What kind of man pins his hopes and dreams on a lawn chair made to fly by tying dozens of weather balloons to it? With milk jugs for ballast?
Someone sort of crazy, someone who’s a dreamer, someone “quirky”. Yeah. In the current Steppenwolf production of Up by Bridget Carpenter, Ian Barford’s Walter Griffin has all of those qualities. But still, something is missing. Somehow, it was still not this man that would do that. This production (and possibly the play) have a class issue.
There were many lovely things about the production, especially the sweet portrayal of the two teens, the staging of Phillipe Petit on his highwire, and the best moment of the play when 16 year old ** Griffin joins him up there on a high of love.
But always in the scenes between Walter and his wife, the actors seemed uncertain about how to proceed. That’s because the imagery doesn’t make sense without a certain indication of class. Who pins his dreams on something like that? Someone quirky, crazy, that’s true — but also someone of the lower middle class. The shear futility of the dream, which is the beauty of it, is a characteristic curse of a certain class. The lawn chair, the desperation that drives such a need for escape, the fatal touch of one’s 15 minutes arriving too soon — on David Letterman — these are all images that make sense only in the context of a redneck.

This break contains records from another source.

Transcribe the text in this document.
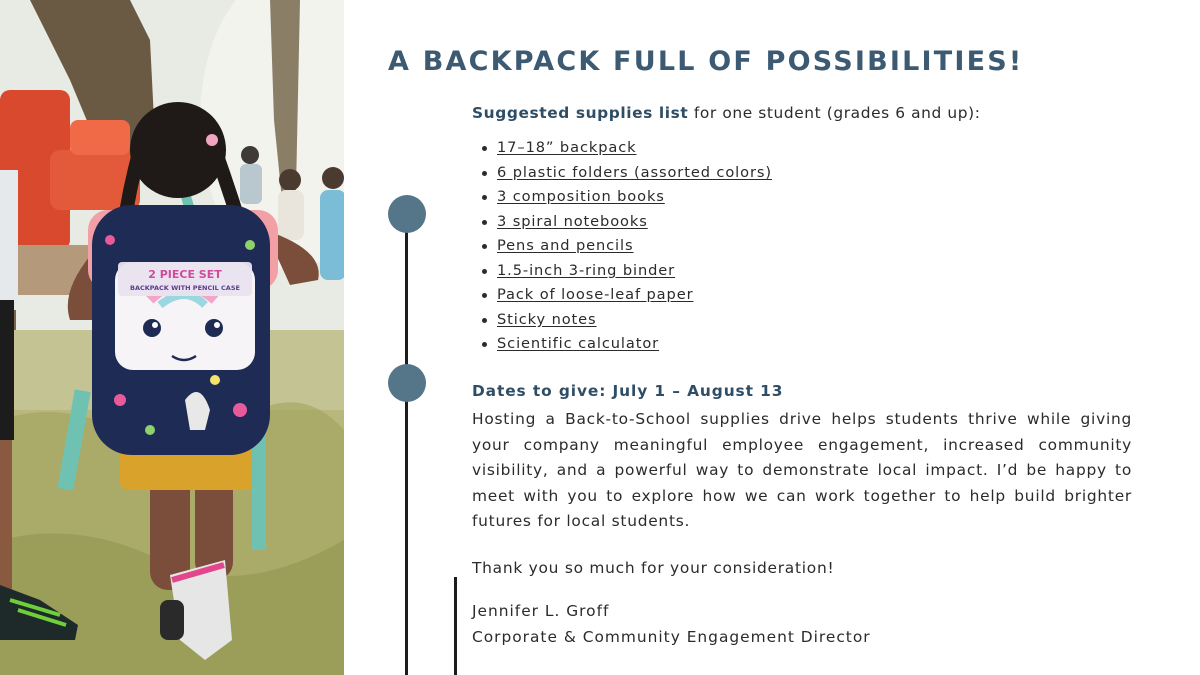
2 PIECE SET
BACKPACK WITH PENCIL CASE
A BACKPACK FULL OF POSSIBILITIES!
Suggested supplies list for one student (grades 6 and up):
17–18” backpack
6 plastic folders (assorted colors)
3 composition books
3 spiral notebooks
Pens and pencils
1.5-inch 3-ring binder
Pack of loose-leaf paper
Sticky notes
Scientific calculator
Dates to give: July 1 – August 13

Hosting a Back-to-School supplies drive helps students thrive while giving your company meaningful employee engagement, increased community visibility, and a powerful way to demonstrate local impact. I’d be happy to meet with you to explore how we can work together to help build brighter futures for local students.

Thank you so much for your consideration!
Jennifer L. Groff
Corporate & Community Engagement Director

Ian Barford just seems and looks too yuppy-ish for this role. In the role of his wife, Rachel Brosnahan is too North Shore, and Martha Lavey, as spectacularly refined as she is, is far too aristocratic for the role of a tarot card reading con artist. That down and dirty sense of class, something along the lines of what Mickey Rourke would do, is not only essential to the aesthetic, it’s essential to understanding the play. My favorite part about Superior Donuts was how Michael McKean was in such perfect register as far as class, ethnicity and age. I wish the characterizations in this play could have had that subtly of class register, not because they need to be faithful to the “true life” story, but because it’s essential to the expression.
This might be a problem with the writing too, I’m not sure. Perhaps Carpenter shied away from writing the truck driver that inspired her because it was not something she knew well enough. Certainly the Steppenwolf crew shied away from it, either because they missed that element, or because they couldn’t relate to it.
With that piece of the puzzle, I can see what inspired the writer to write about it. It’s a beautiful and poignant image of the futility of all of our hopes. It’s a sad and moving play, and, thank goodness, not bittersweet or quirky in the least.
Only with the element of class do we understand the desperation of the need, and the peculiar object of a flying lawn chair that is at once low tech, cheap and wildly independent. Only with that specificity does the image stir our own feelings of ultimate futility.